HEDYNHO

Pedal no Calor e na Chuva

Pedal no Calor e na Chuva

5 dicas para pedalar no calor

pedalendo

Foto: Shutterstock

Pedalar sob o calor e o sol forte pode ser um grande incômodo para o ciclista.  Acabo de voltar do trabalho e quase derreti pedalando.

Mas e então? “A chapa esquentou”? O que fazer nos dias quentes? Muito quentes?

Pedalar no calor pra mim é mais complicado do que no frio e na chuva. Tudo bem que nunca experimentei pedalar no frio extremo (neve, temperaturas negativas etc), mas no calor, sim.

Então, sem mais delongas, vamos a 5 dicas para pedalar no calor:

1 – Protetor Solar

Primeiro e previsivelmente, o protetor solar. Ele não vai te impedir de ficar com aquela belíssima marca de camiseta e de bermuda, mas obviamente vai te proteger do sol forte. Alguns se incomodam, mas já estou acostumado com o look “zebra”, causado pelas várias marcas diferentes de bermudas, shorts e camisas. Utilizo protetor solar durante todo o ano, não importa se o tempo parece meio nublado ou não. Em pedaladas longas, aplico várias vezes, geralmente a cada 40 min ou quando sinto necessidade.

2 – Hidratação

Outro fator fundamental é a hidratação. Ando sempre abastecido, não pode faltar água de jeito nenhum. Mais uma vez, as pedaladas longas exigem preparação especial. Nessas (acima de 2 horas), costumo levar além de água, bebidas isotônicas, geralmente Gatorade ou água de côco. Certa vez pedalando para Caeté sob sol forte, tomei cerca de 4 litros e meio de líquidos durante todo o percurso, e foi o que me salvou de uma insolação. A dica é conhecida: beber um gole d’água a cada 10 ou 15 minutos, mesmo não estando com sede. Quando nosso corpo sente sede é sinal que já estamos sofrendo por alguns processos de desidratação.

3 – Caramanholas

Outra coisa são as caramanholas, as famosas garrafinhas. Já tive modelos térmicos ou de alumínio, que conservam a temperatura por mais tempo. Atualmente pedalo com as de plástico, daquelas que você não precisa nem mais comprar, pois em tudo que é lugar que vai ganha uma de brinde. Sejam de melhor qualidade ou as de brinde, uma hora ou outra o calorão vai fazer você pensar que está tomando chá, e não água. Já me acostumei com isso, e realmente não me incomodo. Quando quero tomar água mais gelada, deixo a garrafinha no congelador ou coloco gelo. Mas não dura muito tempo não.
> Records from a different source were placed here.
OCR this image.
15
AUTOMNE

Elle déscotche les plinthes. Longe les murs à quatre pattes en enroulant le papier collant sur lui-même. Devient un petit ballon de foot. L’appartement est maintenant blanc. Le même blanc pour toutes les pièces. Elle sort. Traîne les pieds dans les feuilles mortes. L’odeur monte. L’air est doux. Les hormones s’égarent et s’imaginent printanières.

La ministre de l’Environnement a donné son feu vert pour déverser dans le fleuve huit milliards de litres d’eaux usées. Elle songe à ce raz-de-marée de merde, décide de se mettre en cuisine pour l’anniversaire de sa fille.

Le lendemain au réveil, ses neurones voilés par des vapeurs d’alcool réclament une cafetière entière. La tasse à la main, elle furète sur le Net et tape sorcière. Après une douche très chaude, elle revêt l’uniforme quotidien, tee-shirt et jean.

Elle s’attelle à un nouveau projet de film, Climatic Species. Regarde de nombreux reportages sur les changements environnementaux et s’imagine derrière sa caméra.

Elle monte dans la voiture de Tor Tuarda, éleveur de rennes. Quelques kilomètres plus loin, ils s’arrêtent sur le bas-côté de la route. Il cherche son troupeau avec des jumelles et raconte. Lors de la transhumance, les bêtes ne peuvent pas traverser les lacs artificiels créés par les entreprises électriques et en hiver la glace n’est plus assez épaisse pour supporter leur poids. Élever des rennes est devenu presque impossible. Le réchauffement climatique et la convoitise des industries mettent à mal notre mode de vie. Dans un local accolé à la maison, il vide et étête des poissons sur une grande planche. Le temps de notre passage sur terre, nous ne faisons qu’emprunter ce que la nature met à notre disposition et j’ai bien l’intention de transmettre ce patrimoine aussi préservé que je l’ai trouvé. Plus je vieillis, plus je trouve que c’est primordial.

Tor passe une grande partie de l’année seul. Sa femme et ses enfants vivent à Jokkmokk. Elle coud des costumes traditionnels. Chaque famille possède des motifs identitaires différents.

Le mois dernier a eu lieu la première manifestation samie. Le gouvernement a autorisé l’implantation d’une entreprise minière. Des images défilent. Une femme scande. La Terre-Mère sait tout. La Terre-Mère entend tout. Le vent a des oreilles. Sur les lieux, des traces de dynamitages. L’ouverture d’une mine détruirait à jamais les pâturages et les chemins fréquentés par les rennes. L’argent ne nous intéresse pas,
A nota chata é que Joelma (minha bike) tem apenas um espaço para garrafinhas. Pra mim esse é um dos poucos pontos fracos da Caloi City Tour. Uma bike desenvolvida para cicloturismo e pedais de longa distância não deveria vir com furação pra apenas uma caramanhola. Nas minhas pedaladas tenho levado outra caramanhola na mochila, o que as vezes é incômodo. Quando estiver com mais tempo vou descolar um lugar para adaptar mais uma.

4 – Mochilas de Hidratação

Outra possibilidade são as mochilas de hidratação. Já utilizei e ainda tenho uma. O ponto positivo é a água que mantém sua temperatura por mais tempo, além do fácil acesso (canudinho) podendo beber água sem tirar as mãos do guidom (o que também não é nenhum fim do mundo, no caso de se utilizar caramanholas). Além disso tem a capacidade, variando entre 1 até 3 litros, a depender do modelo. O ponto negativo é a própria mochila, que parece pouco, mas passa a me incomodar a medida que aumenta o tempo e a distância das pedaladas. Tenho gostado de pedalar longas distâncias sem nada nas costas.

5 – Vestuário e acessórios adequados

 Além disso, roupas claras, viseiras no capacete ou bonés, além é claro, dos óculos escuros, que ajudam bastante a pedalar sob o sol forte. Tudo pronto para pedalar faça muito ou pouco sol.

fonte Revista Bicicleta

perdalendo na chuva

10 dicas para pedalar na chuva

Nem todo mundo consegue sair com a bicicleta quando está chovendo. O desconforto parece tão grande que muita gente acaba deixando a bicicleta em casa – ainda que isso implique em perder um tempão a mais no congestionamento ou aguentar o aperto no transporte público, situações que pioram em dias assim. Pensando nisso, o Vá de Bike reuniu boas dicas para te ajudar a manter a liberdade até debaixo d’água.

1 Perca o medo da água

Quem vive na cidade aprende desde cedo a se esconder da água que cai do céu, seja debaixo de um guarda-chuva, dentro de uma casa ou dentro de um carro. Aliás, o carro é usado muitas vezes como um guarda-chuva caro e espaçoso: fechou o tempo e pronto, lá vamos nós dirigindo até a esquina de baixo…O problema não étomar chuva,mas ficar comroupa molhadano corpo depois

O primeiro passo para conseguir encarar a chuva é compreender que ela é parte da vida. É fundamental para a produção de alimentos, para a sobrevivência de animais e plantas, para regular a temperatura do ar e até para limpar um pouco a poluição de nossas cidades. Aceite-a como um presente da natureza, como parte essencial do que somos e de quanto caminhamos como espécie para chegar aqui. Chuva é vida.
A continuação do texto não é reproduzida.